Besides legislation, the association also is in charge of the Fire Alliance, which brings several groups together once a month, including volunteer firefighter associations, homeland security, the state fire marshal’s office and the state firefighters union.
“That way, we’re all on the same page,” Lucas said. “We get together to see what our issues our, what our priorities are. It’s one of my favorite things.”
As president, Lucas will be required to represent the Indiana Fire Chiefs Association at different functions, including the annual emergency response conference, which the IFCA sponsors. They also have a special track day at the Indianapolis Motor Speedway, a legislative day at the Statehouse and an awards banquet.
Lucas said he is honored to be a member of the group and will do his best to lead it.
His predecessor, Fred Hines, served on the IFCA board of directors nearly his entire career as Seymour’s fire chief and also was president for a time. He won an award for fire chief of the year from the association.
“It’s a great organization. I really love it,” Lucas said. “It’s given me the opportunity to meet a lot of people I never would have. A lot of fascinating people out there, smart people.”
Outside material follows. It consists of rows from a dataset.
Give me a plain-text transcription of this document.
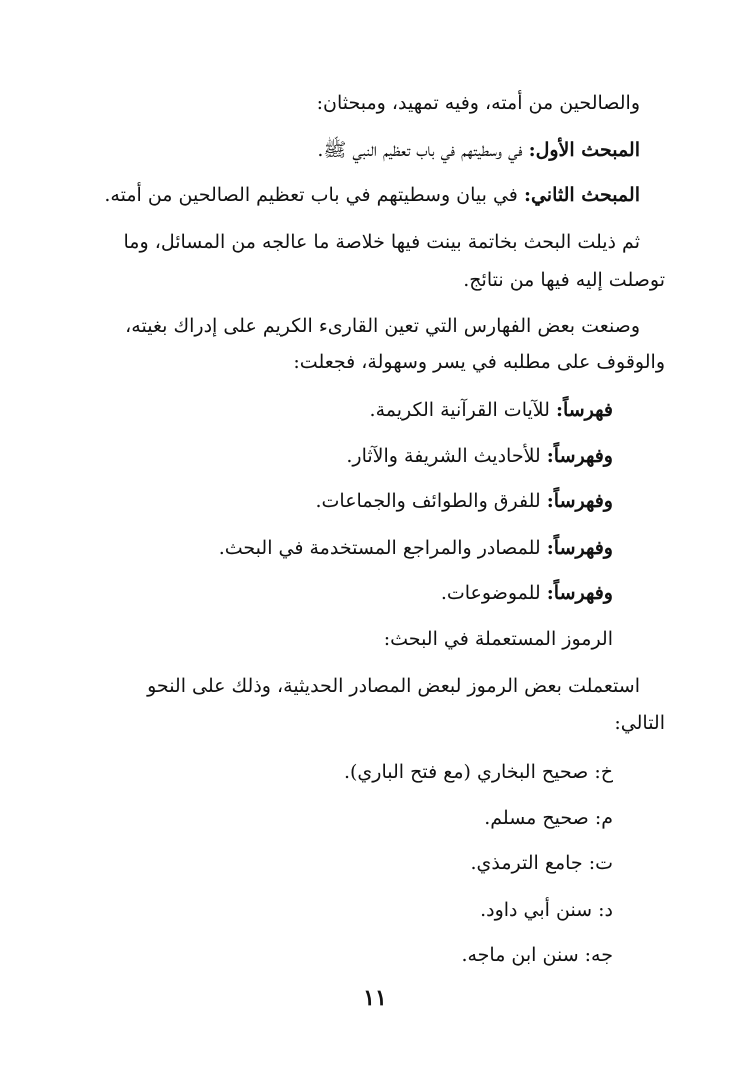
والصالحين من أمته، وفيه تمهيد، ومبحثان:
المبحث الأول: في وسطيتهم في باب تعظيم النبي ﷺ.
المبحث الثاني: في بيان وسطيتهم في باب تعظيم الصالحين من أمته.
ثم ذيلت البحث بخاتمة بينت فيها خلاصة ما عالجه من المسائل، وما
توصلت إليه فيها من نتائج.
وصنعت بعض الفهارس التي تعين القارىء الكريم على إدراك بغيته،
والوقوف على مطلبه في يسر وسهولة، فجعلت:
فهرساً: للآيات القرآنية الكريمة.
وفهرساً: للأحاديث الشريفة والآثار.
وفهرساً: للفرق والطوائف والجماعات.
وفهرساً: للمصادر والمراجع المستخدمة في البحث.
وفهرساً: للموضوعات.
الرموز المستعملة في البحث:
استعملت بعض الرموز لبعض المصادر الحديثية، وذلك على النحو
التالي:
خ: صحيح البخاري (مع فتح الباري).
م: صحيح مسلم.
ت: جامع الترمذي.
د: سنن أبي داود.
جه: سنن ابن ماجه.
١١
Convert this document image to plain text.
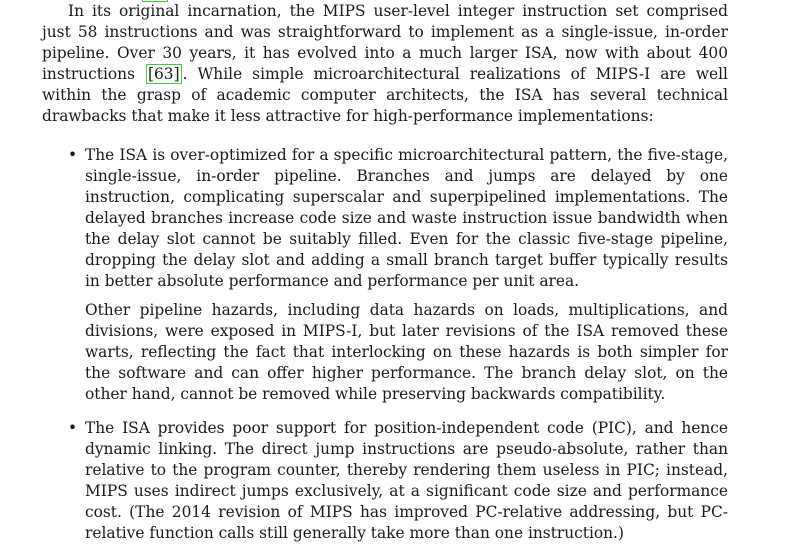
In its original incarnation, the MIPS user-level integer instruction set comprised just 58 instructions and was straightforward to implement as a single-issue, in-order pipeline. Over 30 years, it has evolved into a much larger ISA, now with about 400 instructions [63] . While simple microarchitectural realizations of MIPS-I are well within the grasp of academic computer architects, the ISA has several technical drawbacks that make it less attractive for high-performance implementations:

• The ISA is over-optimized for a specific microarchitectural pattern, the five-stage, single-issue, in-order pipeline. Branches and jumps are delayed by one instruction, complicating superscalar and superpipelined implementations. The delayed branches increase code size and waste instruction issue bandwidth when the delay slot cannot be suitably filled. Even for the classic five-stage pipeline, dropping the delay slot and adding a small branch target buffer typically results in better absolute performance and performance per unit area.

Other pipeline hazards, including data hazards on loads, multiplications, and divisions, were exposed in MIPS-I, but later revisions of the ISA removed these warts, reflecting the fact that interlocking on these hazards is both simpler for the software and can offer higher performance. The branch delay slot, on the other hand, cannot be removed while preserving backwards compatibility.

• The ISA provides poor support for position-independent code (PIC), and hence dynamic linking. The direct jump instructions are pseudo-absolute, rather than relative to the program counter, thereby rendering them useless in PIC; instead, MIPS uses indirect jumps exclusively, at a significant code size and performance cost. (The 2014 revision of MIPS has improved PC-relative addressing, but PC-relative function calls still generally take more than one instruction.)
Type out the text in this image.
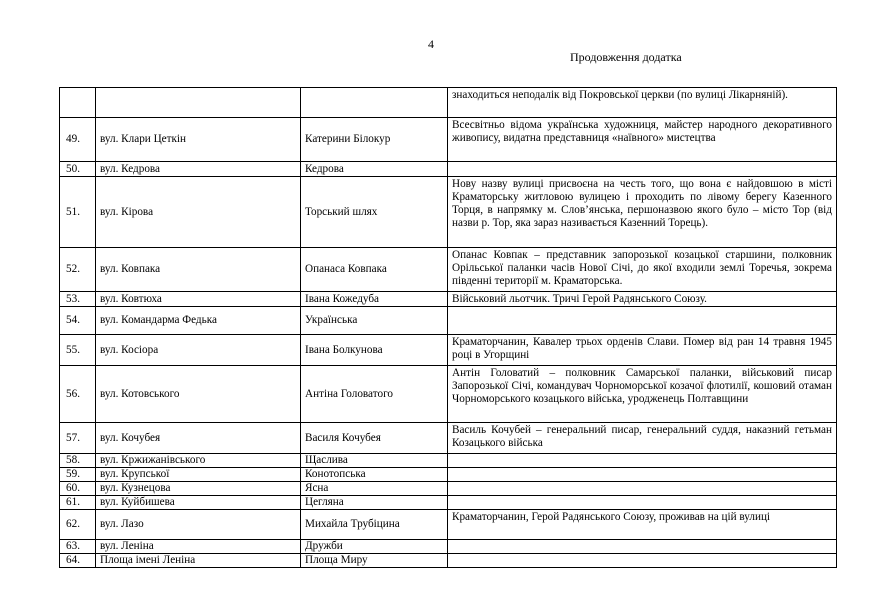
4
Продовження додатка
			знаходиться неподалік від Покровської церкви (по вулиці Лікарняній).
49.	вул. Клари Цеткін	Катерини Білокур	Всесвітньо відома українська художниця, майстер народного декоративного живопису, видатна представниця «наївного» мистецтва
50.	вул. Кедрова	Кедрова	
51.	вул. Кірова	Торський шлях	Нову назву вулиці присвоєна на честь того, що вона є найдовшою в місті Краматорську житловою вулицею і проходить по лівому берегу Казенного Торця, в напрямку м. Слов’янська, першоназвою якого було – місто Тор (від назви р. Тор, яка зараз називається Казенний Торець).
52.	вул. Ковпака	Опанаса Ковпака	Опанас Ковпак – представник запорозької козацької старшини, полковник Орільської паланки часів Нової Січі, до якої входили землі Торечья, зокрема південні території м. Краматорська.
53.	вул. Ковтюха	Івана Кожедуба	Військовий льотчик. Тричі Герой Радянського Союзу.
54.	вул. Командарма Федька	Українська	
55.	вул. Косіора	Івана Болкунова	Краматорчанин, Кавалер трьох орденів Слави. Помер від ран 14 травня 1945 році в Угорщині
56.	вул. Котовського	Антіна Головатого	Антін Головатий – полковник Самарської паланки, військовий писар Запорозької Січі, командувач Чорноморської козачої флотилії, кошовий отаман Чорноморського козацького війська, уродженець Полтавщини
57.	вул. Кочубея	Василя Кочубея	Василь Кочубей – генеральний писар, генеральний суддя, наказний гетьман Козацького війська
58.	вул. Кржижанівського	Щаслива	
59.	вул. Крупської	Конотопська	
60.	вул. Кузнецова	Ясна	
61.	вул. Куйбишева	Цегляна	
62.	вул. Лазо	Михайла Трубіцина	Краматорчанин, Герой Радянського Союзу, проживав на цій вулиці
63.	вул. Леніна	Дружби	
64.	Площа імені Леніна	Площа Миру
Before becoming chief himself, Lucas said he didn’t really care about what other firefighters or departments were doing. His way of thinking has since changed, he said.
“When you get out and see people and talk to other chiefs or firefighters across the state, you really get a feel of what’s going on,” he said. “You realize they are having the same issues you’re having, whether it be funding or staffing or anything fire-related. There is somebody else dealing with it.”
He hopes to be able to spread the word about the association.
“We don’t have a lot of representation in southern Indiana because we’re more rural and less populated,” he said. “That’s going to be one of the things I try to do, get more representation for the southern part of the state.”